His mouth worked, forming the words before forcing them out. “How can I ask you to wait for me?”
Impossibly, a rough laugh emerged. “I’ve been waiting my whole life for you. I wouldn’t know how to stop.”
“I don’t want to hurt you.”
Then I suppose it didn’t matter that he’d carved his way into my heart, that he’d sliced into my soul. He’d ripped me to shreds and then lovingly handed back the pieces. Here, he said kindly, and I wanted to cry.
“I have a week in the hospital, at least, and after that, I don’t even know what condition I’ll be in, how long it will be until I can get around.”
I met his eyes. “You think I would care about that?”
“I care, damn it.” His nostrils flared. “You finally left Philip’s place and started your studio. The last thing you need is me whining to you over the phone.”
My teeth clenched. “You insult us both.”
Anguish flooded his gaze, pain and embarrassment and a sense of helplessness all swirling together in a dark well. “Just go home, Rose. You’ve been here all night. You look awful.”
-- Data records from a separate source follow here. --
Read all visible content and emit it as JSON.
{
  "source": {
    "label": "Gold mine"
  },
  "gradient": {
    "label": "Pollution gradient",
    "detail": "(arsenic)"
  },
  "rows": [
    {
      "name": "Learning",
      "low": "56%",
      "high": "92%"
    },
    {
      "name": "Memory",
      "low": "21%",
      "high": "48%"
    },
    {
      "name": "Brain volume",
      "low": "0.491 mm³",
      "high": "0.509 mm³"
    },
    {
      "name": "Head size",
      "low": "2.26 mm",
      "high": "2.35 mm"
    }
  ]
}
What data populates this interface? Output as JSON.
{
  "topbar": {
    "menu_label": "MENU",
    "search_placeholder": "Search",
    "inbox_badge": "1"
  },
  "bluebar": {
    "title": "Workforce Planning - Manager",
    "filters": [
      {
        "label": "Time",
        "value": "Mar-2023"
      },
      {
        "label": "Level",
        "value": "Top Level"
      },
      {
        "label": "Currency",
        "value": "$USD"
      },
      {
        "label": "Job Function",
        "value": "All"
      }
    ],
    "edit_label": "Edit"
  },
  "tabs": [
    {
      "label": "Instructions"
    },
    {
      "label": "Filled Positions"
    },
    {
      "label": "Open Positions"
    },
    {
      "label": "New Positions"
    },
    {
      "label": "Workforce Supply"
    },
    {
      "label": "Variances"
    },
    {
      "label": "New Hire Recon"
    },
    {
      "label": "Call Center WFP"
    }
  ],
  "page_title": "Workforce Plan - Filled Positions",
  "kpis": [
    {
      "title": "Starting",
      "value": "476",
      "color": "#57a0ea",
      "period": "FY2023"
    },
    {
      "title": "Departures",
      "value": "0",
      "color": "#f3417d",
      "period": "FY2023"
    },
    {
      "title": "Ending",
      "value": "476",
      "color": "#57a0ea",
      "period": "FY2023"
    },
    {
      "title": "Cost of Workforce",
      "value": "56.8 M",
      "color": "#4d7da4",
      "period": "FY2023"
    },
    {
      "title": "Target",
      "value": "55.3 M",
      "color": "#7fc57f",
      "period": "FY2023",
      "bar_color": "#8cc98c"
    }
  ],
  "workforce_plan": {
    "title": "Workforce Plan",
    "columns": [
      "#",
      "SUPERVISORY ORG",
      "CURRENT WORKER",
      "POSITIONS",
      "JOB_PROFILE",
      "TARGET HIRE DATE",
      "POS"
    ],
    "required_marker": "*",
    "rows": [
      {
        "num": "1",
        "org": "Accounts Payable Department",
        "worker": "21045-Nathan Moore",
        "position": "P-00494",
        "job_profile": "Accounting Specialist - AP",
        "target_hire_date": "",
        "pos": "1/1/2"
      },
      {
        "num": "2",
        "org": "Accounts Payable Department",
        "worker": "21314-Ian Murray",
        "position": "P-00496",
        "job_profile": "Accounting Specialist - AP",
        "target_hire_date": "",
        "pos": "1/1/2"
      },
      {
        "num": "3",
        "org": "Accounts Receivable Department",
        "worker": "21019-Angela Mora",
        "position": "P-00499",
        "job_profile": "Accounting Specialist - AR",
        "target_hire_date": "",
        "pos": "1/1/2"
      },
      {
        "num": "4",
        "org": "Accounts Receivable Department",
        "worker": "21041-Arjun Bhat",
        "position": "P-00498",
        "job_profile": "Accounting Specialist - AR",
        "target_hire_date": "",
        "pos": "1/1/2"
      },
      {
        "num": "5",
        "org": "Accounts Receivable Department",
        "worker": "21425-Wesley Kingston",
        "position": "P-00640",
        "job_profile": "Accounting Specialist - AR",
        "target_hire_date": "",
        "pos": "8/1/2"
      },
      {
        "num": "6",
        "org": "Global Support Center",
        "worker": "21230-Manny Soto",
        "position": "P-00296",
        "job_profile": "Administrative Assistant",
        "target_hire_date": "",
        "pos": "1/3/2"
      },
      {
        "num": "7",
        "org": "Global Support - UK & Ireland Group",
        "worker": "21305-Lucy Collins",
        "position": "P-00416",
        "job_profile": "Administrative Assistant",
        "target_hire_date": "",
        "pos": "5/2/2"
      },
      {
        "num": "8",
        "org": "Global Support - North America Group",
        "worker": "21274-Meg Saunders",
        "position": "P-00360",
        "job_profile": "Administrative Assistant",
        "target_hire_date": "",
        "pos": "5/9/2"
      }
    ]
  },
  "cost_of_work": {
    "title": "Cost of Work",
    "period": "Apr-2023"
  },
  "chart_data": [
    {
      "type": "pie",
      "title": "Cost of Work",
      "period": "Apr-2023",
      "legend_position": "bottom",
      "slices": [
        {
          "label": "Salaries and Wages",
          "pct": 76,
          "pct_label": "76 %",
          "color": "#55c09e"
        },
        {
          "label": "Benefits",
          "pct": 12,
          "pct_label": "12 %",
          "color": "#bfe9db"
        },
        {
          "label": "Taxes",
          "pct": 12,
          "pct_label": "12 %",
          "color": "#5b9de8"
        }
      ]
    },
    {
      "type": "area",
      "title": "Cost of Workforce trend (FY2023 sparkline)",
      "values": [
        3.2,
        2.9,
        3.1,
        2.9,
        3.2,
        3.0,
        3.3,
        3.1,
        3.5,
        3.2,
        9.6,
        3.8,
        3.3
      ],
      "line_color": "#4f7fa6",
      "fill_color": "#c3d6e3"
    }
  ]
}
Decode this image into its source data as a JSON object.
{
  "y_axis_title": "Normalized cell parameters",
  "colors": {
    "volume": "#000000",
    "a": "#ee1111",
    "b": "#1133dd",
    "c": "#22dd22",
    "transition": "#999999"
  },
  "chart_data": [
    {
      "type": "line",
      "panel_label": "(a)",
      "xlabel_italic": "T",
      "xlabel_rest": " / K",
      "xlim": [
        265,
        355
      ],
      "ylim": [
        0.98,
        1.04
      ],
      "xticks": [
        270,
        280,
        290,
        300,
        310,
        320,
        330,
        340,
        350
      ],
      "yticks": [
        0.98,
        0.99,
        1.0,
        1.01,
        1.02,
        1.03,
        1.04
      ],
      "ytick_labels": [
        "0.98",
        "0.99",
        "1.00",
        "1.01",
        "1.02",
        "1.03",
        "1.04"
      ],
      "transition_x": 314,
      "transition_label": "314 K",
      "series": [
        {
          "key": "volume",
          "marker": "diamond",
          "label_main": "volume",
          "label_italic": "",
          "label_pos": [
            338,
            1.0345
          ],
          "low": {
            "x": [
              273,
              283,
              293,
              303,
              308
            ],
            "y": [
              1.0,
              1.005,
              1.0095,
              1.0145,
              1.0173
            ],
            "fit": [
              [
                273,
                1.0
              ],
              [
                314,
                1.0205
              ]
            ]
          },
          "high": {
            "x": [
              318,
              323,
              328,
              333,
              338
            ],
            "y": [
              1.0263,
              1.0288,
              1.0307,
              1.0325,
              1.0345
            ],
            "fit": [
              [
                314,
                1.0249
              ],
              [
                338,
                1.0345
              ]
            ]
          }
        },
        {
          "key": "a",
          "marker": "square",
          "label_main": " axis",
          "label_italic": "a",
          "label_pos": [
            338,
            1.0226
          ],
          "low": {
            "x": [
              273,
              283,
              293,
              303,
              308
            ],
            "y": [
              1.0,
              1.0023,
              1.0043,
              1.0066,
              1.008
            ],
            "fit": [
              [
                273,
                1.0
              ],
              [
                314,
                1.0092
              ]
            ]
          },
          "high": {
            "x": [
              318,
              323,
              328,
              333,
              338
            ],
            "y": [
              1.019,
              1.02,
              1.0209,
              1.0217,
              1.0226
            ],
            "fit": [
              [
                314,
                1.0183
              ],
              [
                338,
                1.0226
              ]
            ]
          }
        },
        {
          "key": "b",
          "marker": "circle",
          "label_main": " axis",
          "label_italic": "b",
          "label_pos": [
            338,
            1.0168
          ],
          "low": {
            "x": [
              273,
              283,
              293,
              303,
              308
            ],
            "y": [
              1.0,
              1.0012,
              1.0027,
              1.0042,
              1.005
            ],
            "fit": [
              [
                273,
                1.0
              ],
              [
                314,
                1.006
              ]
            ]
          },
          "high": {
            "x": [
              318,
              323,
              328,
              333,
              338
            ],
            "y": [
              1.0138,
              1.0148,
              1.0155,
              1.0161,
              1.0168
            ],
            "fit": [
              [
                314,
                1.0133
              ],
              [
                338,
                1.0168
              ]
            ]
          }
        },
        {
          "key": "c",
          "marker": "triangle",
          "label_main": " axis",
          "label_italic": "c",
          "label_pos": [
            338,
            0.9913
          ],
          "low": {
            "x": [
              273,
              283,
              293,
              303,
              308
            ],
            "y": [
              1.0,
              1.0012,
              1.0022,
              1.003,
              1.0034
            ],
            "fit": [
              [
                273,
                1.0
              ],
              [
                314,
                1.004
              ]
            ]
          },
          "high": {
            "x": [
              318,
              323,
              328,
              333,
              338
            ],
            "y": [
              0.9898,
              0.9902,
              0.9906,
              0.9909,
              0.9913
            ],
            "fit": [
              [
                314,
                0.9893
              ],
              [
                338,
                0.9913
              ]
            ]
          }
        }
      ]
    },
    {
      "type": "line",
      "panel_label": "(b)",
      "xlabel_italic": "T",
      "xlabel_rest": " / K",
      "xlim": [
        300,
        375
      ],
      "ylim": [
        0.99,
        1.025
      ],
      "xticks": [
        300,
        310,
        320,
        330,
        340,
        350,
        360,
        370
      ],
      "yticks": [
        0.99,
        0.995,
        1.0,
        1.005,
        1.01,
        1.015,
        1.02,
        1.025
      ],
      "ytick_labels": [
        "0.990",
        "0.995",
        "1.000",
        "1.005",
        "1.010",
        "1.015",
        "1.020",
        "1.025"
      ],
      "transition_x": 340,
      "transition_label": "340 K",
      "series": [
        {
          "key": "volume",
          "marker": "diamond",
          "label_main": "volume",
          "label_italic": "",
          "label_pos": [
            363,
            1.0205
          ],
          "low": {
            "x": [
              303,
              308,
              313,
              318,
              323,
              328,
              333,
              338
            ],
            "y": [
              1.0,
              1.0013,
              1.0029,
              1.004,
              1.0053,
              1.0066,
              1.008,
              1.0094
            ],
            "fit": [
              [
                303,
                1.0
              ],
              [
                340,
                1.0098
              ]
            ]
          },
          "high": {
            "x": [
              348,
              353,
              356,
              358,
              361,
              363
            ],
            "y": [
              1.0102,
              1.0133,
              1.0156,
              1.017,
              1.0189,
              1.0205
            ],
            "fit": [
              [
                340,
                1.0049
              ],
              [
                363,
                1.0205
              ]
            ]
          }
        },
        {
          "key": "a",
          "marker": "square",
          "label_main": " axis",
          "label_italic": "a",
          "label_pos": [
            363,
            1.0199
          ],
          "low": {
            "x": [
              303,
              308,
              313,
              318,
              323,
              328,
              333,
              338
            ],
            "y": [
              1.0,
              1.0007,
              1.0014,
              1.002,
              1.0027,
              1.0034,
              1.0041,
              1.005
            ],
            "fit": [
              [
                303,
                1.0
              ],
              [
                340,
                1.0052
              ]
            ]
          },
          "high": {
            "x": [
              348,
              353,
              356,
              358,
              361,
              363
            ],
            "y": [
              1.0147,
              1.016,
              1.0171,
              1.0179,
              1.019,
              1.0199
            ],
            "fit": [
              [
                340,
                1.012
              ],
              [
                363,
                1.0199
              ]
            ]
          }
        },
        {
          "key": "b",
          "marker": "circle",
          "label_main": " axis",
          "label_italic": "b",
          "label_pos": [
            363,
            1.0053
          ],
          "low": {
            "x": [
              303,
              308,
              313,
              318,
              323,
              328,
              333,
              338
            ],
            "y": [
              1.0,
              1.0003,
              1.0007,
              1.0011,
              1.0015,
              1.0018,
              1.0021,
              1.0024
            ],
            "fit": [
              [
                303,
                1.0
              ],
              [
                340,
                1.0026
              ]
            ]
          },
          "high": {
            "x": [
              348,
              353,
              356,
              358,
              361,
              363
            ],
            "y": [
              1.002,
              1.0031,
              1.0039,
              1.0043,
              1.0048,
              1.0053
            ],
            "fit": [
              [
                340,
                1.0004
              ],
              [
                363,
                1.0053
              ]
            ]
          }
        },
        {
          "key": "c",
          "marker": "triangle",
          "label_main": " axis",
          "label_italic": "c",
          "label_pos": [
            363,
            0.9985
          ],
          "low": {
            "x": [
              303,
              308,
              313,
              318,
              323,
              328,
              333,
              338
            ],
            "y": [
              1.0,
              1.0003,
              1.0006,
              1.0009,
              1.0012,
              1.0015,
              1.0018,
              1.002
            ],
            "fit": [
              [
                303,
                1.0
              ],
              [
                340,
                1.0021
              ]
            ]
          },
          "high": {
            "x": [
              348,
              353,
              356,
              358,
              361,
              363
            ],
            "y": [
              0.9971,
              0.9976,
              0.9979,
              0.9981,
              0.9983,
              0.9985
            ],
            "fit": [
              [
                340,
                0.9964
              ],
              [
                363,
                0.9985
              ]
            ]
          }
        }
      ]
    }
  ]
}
My laugh was watery. “Gee, thanks.”
“I’m sorry. I didn’t mean… Hell. I just want you to go home and rest. All I’m going to do is lie here, but if you’re here too, I’ll worry about you.”
“How can I leave you like this?” I whispered.
He glanced at the beeping, blinking machinery that held him in its web. He looked down at the thin white sheets that covered him. “Because I’m asking you to.”